Quote:“Should reality be annihilated in a specific condition—in a beginning, or an end, or in any particular supposition—then only two situations are conceivable.  The first is that its annihilation is not real, and an equivocal or false claim has been made that reality is annihilated.  In this case, reality is preserved and it has not been annihilated.  The second is that its annihilation is true; that is, reality has really been annihilated.  In this supposition, again, the affirmation of the basic reality is acknowledged, since the supposition asserts that reality has really been destroyed; therefore, as a real phenomenon, the destruction of reality reflects the real presence of reality.  Therefore, the falsehood of sophistry and veridicality of reality is well secured in every perceivable supposition; and a single instance of reality’s destruction is inconceivable. A proposition, which negates reality, is a proposition, that neither its veridicality can be related in any supposition, nor its falsehood could ever be doubted.  That is, its utterance always presupposes its own falsity. On the other side of the spectrum, it is impossible to doubt the meaning of the proposition, which affirms reality, because dismissing it as meaningless or doubting its meaning entails the affirmation of reality.”

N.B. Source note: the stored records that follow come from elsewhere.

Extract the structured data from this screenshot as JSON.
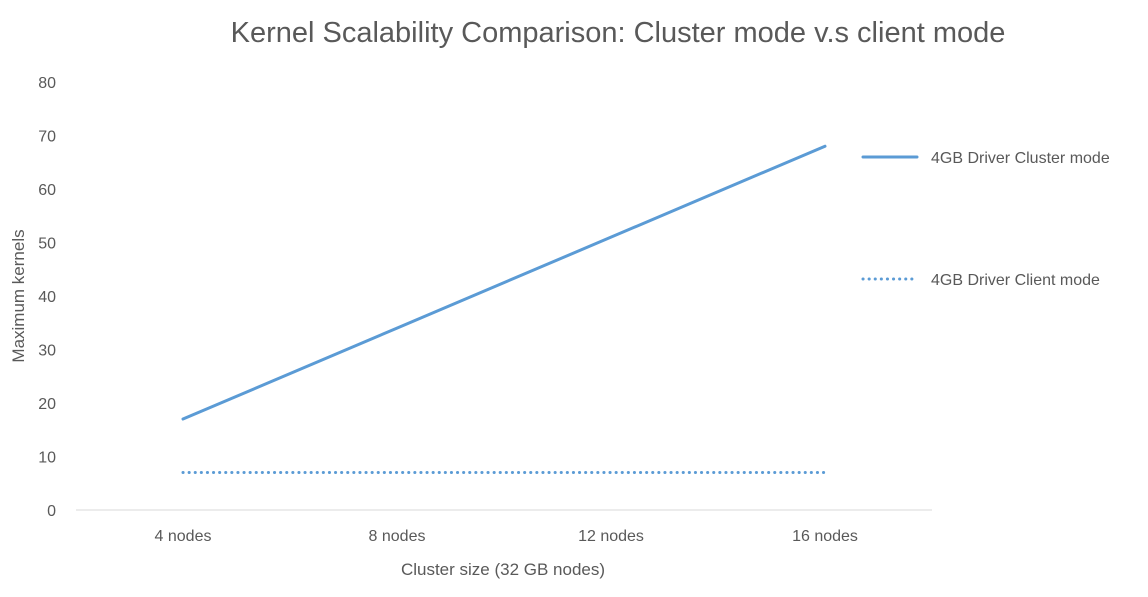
{
  "chart_data": {
    "type": "line",
    "title": "Kernel Scalability Comparison: Cluster mode v.s client mode",
    "xlabel": "Cluster size (32 GB nodes)",
    "ylabel": "Maximum kernels",
    "categories": [
      "4 nodes",
      "8 nodes",
      "12 nodes",
      "16 nodes"
    ],
    "ylim": [
      0,
      80
    ],
    "yticks": [
      0,
      10,
      20,
      30,
      40,
      50,
      60,
      70,
      80
    ],
    "grid": false,
    "legend_placement": "right",
    "series": [
      {
        "name": "4GB Driver Cluster mode",
        "values": [
          17,
          34,
          51,
          68
        ],
        "color": "#5b9bd5",
        "style": "solid"
      },
      {
        "name": "4GB Driver Client mode",
        "values": [
          7,
          7,
          7,
          7
        ],
        "color": "#5b9bd5",
        "style": "dotted"
      }
    ]
  }
}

Bingo. Even saying that reality doesn't really exist only reaffirms that it does. Reality must exist unconditionally (and therefore cannot only exist in the mind).

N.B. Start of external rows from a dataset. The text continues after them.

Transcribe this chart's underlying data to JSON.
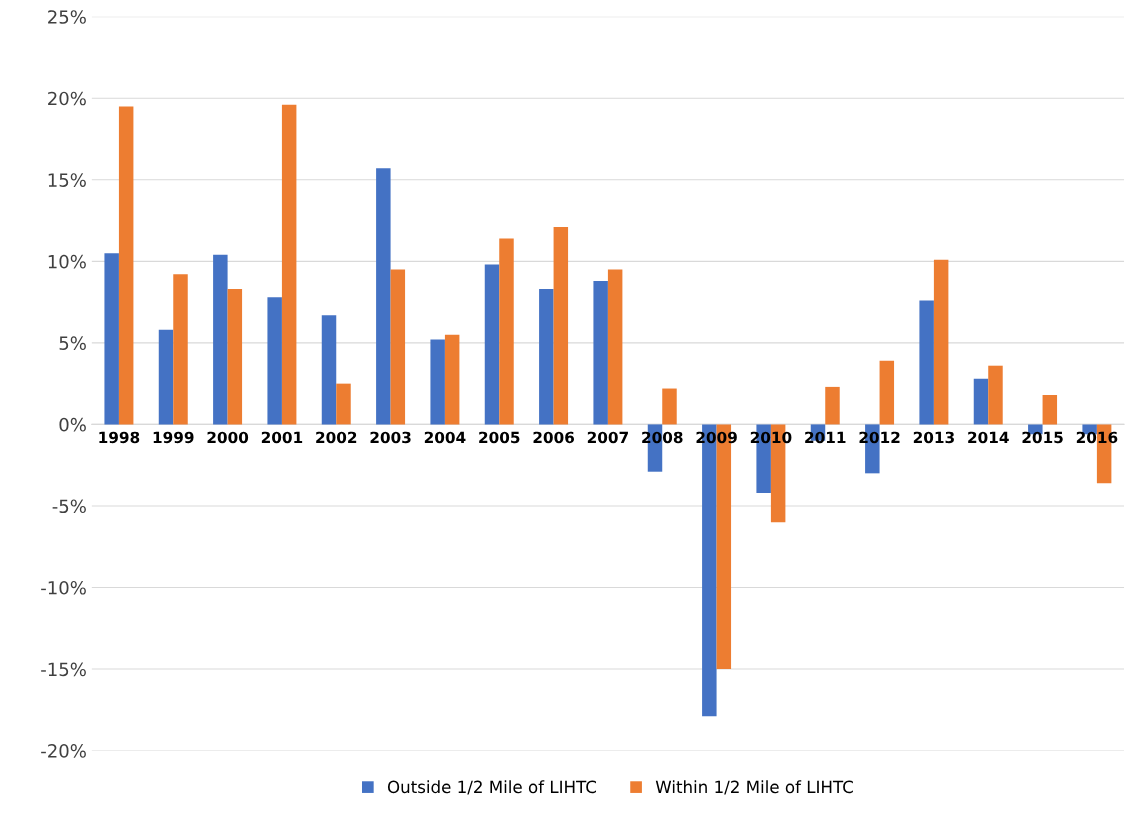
{
  "chart_data": {
    "type": "bar",
    "categories": [
      "1998",
      "1999",
      "2000",
      "2001",
      "2002",
      "2003",
      "2004",
      "2005",
      "2006",
      "2007",
      "2008",
      "2009",
      "2010",
      "2011",
      "2012",
      "2013",
      "2014",
      "2015",
      "2016"
    ],
    "series": [
      {
        "name": "Outside 1/2 Mile of LIHTC",
        "color": "#4472c4",
        "values": [
          10.5,
          5.8,
          10.4,
          7.8,
          6.7,
          15.7,
          5.2,
          9.8,
          8.3,
          8.8,
          -2.9,
          -17.9,
          -4.2,
          -1.0,
          -3.0,
          7.6,
          2.8,
          -0.6,
          -0.6
        ]
      },
      {
        "name": "Within 1/2 Mile of LIHTC",
        "color": "#ed7d31",
        "values": [
          19.5,
          9.2,
          8.3,
          19.6,
          2.5,
          9.5,
          5.5,
          11.4,
          12.1,
          9.5,
          2.2,
          -15.0,
          -6.0,
          2.3,
          3.9,
          10.1,
          3.6,
          1.8,
          -3.6
        ]
      }
    ],
    "ylim": [
      -20,
      25
    ],
    "yticks": [
      {
        "value": -20,
        "label": "-20%"
      },
      {
        "value": -15,
        "label": "-15%"
      },
      {
        "value": -10,
        "label": "-10%"
      },
      {
        "value": -5,
        "label": "-5%"
      },
      {
        "value": 0,
        "label": "0%"
      },
      {
        "value": 5,
        "label": "5%"
      },
      {
        "value": 10,
        "label": "10%"
      },
      {
        "value": 15,
        "label": "15%"
      },
      {
        "value": 20,
        "label": "20%"
      },
      {
        "value": 25,
        "label": "25%"
      }
    ],
    "grid": "y",
    "legend": "bottom"
  }
}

Quote:This is a non sequitur, plain and simple.

Really? How?


Mudhammam,

Quote:Anyway, the argument is compelling in some ways, but it basically sounds to me like an equivalent of Spinoza's God, which is to say, Nature is infinite and everything is eternally necessary. In other words, this is hardly the God of Islam or any particular deity that vies for the attention of certain regions of the terrestrial spheres. So... why call it God?

You can call it whatever you want. You can call it God (with a capital G) if you feel like it (the word "God" is, after all, pretty vague in its meaning). Personally, I just call it a deity. I like to say "the DOTV proves the existence of a deity with such and such qualities (the aforementioned qualities that were traced by Ibn Sina)." You can also call it Allah. The Arabic word "Allah" predates Islam, and it literally means "the awe-inspiring" (or, according to others, "the deity"). Since I find this entity to be the only deity known, and I also find it awe-inspiring, I can call it Allah (I do, after all, speak Urdu and Arabic and such vocabulary would come naturally to me). It is also to be noted that I am not concerned with proving the truthfulness of any particular religion in this thread. If I was concerned with that, only then would I proceed with trying to identify this deity with Islam or any other religion. Here I'm only proving the existence of a deity or deity-like entity.